Advocate Christ Medical Center, Outpatient Pavilion

Oak Lawn, IL

Advocate Christ Medical Center, waiting area

Overview

This new eight-story, 300,000-square foot facility supports ambulatory services and surgeries. GBA provided M/P/FP design services for the $111 million LEED Gold project, with electrical design by a partnering firm.

 

Awards

ASHRAE Illinois, Excellence in Engineering Award, 2014

Mechanical and P/FP Design

GBA provided M/P/FP design services for the $111 million LEED Gold project, with electrical design by a partnering firm. The new eight-story, 300,000-square-foot facility supports ambulatory services and surgeries.

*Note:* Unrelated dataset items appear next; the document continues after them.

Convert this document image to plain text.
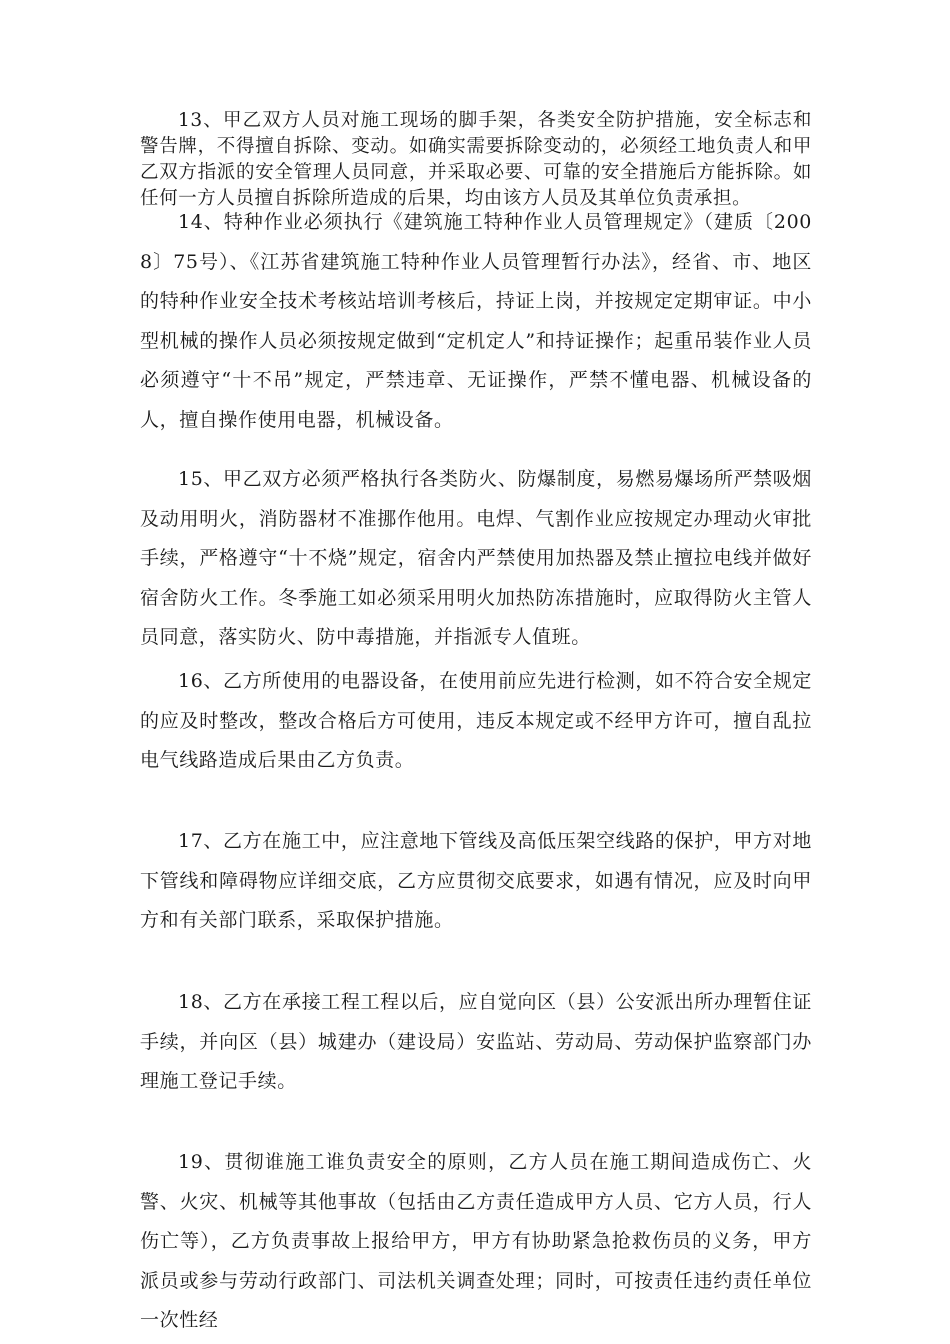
13、甲乙双方人员对施工现场的脚手架，各类安全防护措施，安全标志和警告牌，不得擅自拆除、变动。如确实需要拆除变动的，必须经工地负责人和甲乙双方指派的安全管理人员同意，并采取必要、可靠的安全措施后方能拆除。如任何一方人员擅自拆除所造成的后果，均由该方人员及其单位负责承担。

14、特种作业必须执行《建筑施工特种作业人员管理规定》（建质〔2008〕75号）、《江苏省建筑施工特种作业人员管理暂行办法》，经省、市、地区的特种作业安全技术考核站培训考核后，持证上岗，并按规定定期审证。中小型机械的操作人员必须按规定做到“定机定人”和持证操作；起重吊装作业人员必须遵守“十不吊”规定，严禁违章、无证操作，严禁不懂电器、机械设备的人，擅自操作使用电器，机械设备。

15、甲乙双方必须严格执行各类防火、防爆制度，易燃易爆场所严禁吸烟及动用明火，消防器材不准挪作他用。电焊、气割作业应按规定办理动火审批手续，严格遵守“十不烧”规定，宿舍内严禁使用加热器及禁止擅拉电线并做好宿舍防火工作。冬季施工如必须采用明火加热防冻措施时，应取得防火主管人员同意，落实防火、防中毒措施，并指派专人值班。

16、乙方所使用的电器设备，在使用前应先进行检测，如不符合安全规定的应及时整改，整改合格后方可使用，违反本规定或不经甲方许可，擅自乱拉电气线路造成后果由乙方负责。

17、乙方在施工中，应注意地下管线及高低压架空线路的保护，甲方对地下管线和障碍物应详细交底，乙方应贯彻交底要求，如遇有情况，应及时向甲方和有关部门联系，采取保护措施。

18、乙方在承接工程工程以后，应自觉向区（县）公安派出所办理暂住证手续，并向区（县）城建办（建设局）安监站、劳动局、劳动保护监察部门办理施工登记手续。

19、贯彻谁施工谁负责安全的原则，乙方人员在施工期间造成伤亡、火警、火灾、机械等其他事故（包括由乙方责任造成甲方人员、它方人员，行人伤亡等），乙方负责事故上报给甲方，甲方有协助紧急抢救伤员的义务，甲方派员或参与劳动行政部门、司法机关调查处理；同时，可按责任违约责任单位一次性经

Three mechanical areas were provided: basement (chillers, pumps, boilers, medical gas compressors, plumbing and fire pumps, emergency generator); fourth floor (air handling units, exhaust fans, electrical); and penthouse (cooling towers, stair pressurization fans, boiler stack). Centralizing ventilation distribution at the fourth floor mid-level helped the team minimize duct risers/shafts and manage outdoor air intake and exhaust separation. Features include an enhanced building envelope (high-performance windows, insulation); low-velocity coil and filter design; reduced lighting power density; high-efficiency condensing heating hot water and domestic hot water boilers; high-efficiency chillers with VFD; variable-primary chilled water flow; and cooling tower VFDs.

  • AHU fans/VFD configuration. The engineer designed the fan systems to use fan arrays instead of a single large fan in each system. All the fans are 10 hp or smaller, allowing for rapid replacements of motors and VFDs using off-the-shelf equipment. Redundancy is enhanced since problems with a single motor or VFD cause only a partial reduction in airflow capacity.
  • Pharmacy AHU. The fifth through eighth floors are medical office space with nightly unoccupied hours, and are served by two 75,000-cfm AHUs. However, the 1,500-square-foot pharmacy on Floor 8—which includes sterile compounding rooms meeting USP 797— requires relatively constant temperature and pressurization. The engineer decided to serve this area from one of the AHUs that must operate 24/7 located on the lower floors, allowing both of the large AHUs that serve the remainder of the upper floors to shut down at night and on weekends when the high floors are unoccupied.
  • Chilled water plant design. The two 800-ton chillers serve both weather-dependent loads and process loads. To handle process loads (approx. 150 tons) in winter, the design links the new Outpatient Pavilion building to the closest of the main hospital’s four existing chiller plants. This solution eliminated the need to operate the pavilion’s chiller plant under a less efficient low-load condition, or buy and operate a small, less efficient air-cooled wintertime chiller. It allows the pavilion’s cooling tower to be taken off-line during winter and also improves winter loading of the main hospital’s chiller plant.
  • Setback provisions. To avoid issues associated with unoccupied temperature and ventilation setbacks during winter, the building includes perimeter fin-tube heating units. These allow central AHU fans serving non-critical areas to remain off in winter months during unoccupied periods. The fin-tube heating units also enhance thermal comfort and prevent condensation at the building envelope.
  • Operations and maintenance. The BAS allows the pavilion’s temperature controls to be monitored remotely from the central boiler plant as well as off-site locations. The facilities can make remote adjustments to the boiler plant and chiller operations. The AHUs are equipped with fan wall technology, consisting of multiple direct-drive fans arranged as a wall of fans. Using direct-drive fans obviates the need to stock or change fan belts. If a single motor fails on any one air handling unit, this no longer qualifies as an emergency service call.

Using ASHRAE 90.1-2007 as a baseline, a 22.1% cost savings was achieved over the base case, representing more than $235,000 a year. Using IECC 2012/ASHRAE 90.1-2010, savings were 12.3% and more than $109,000 a year. The project received $80,000 in incentives from local utilities.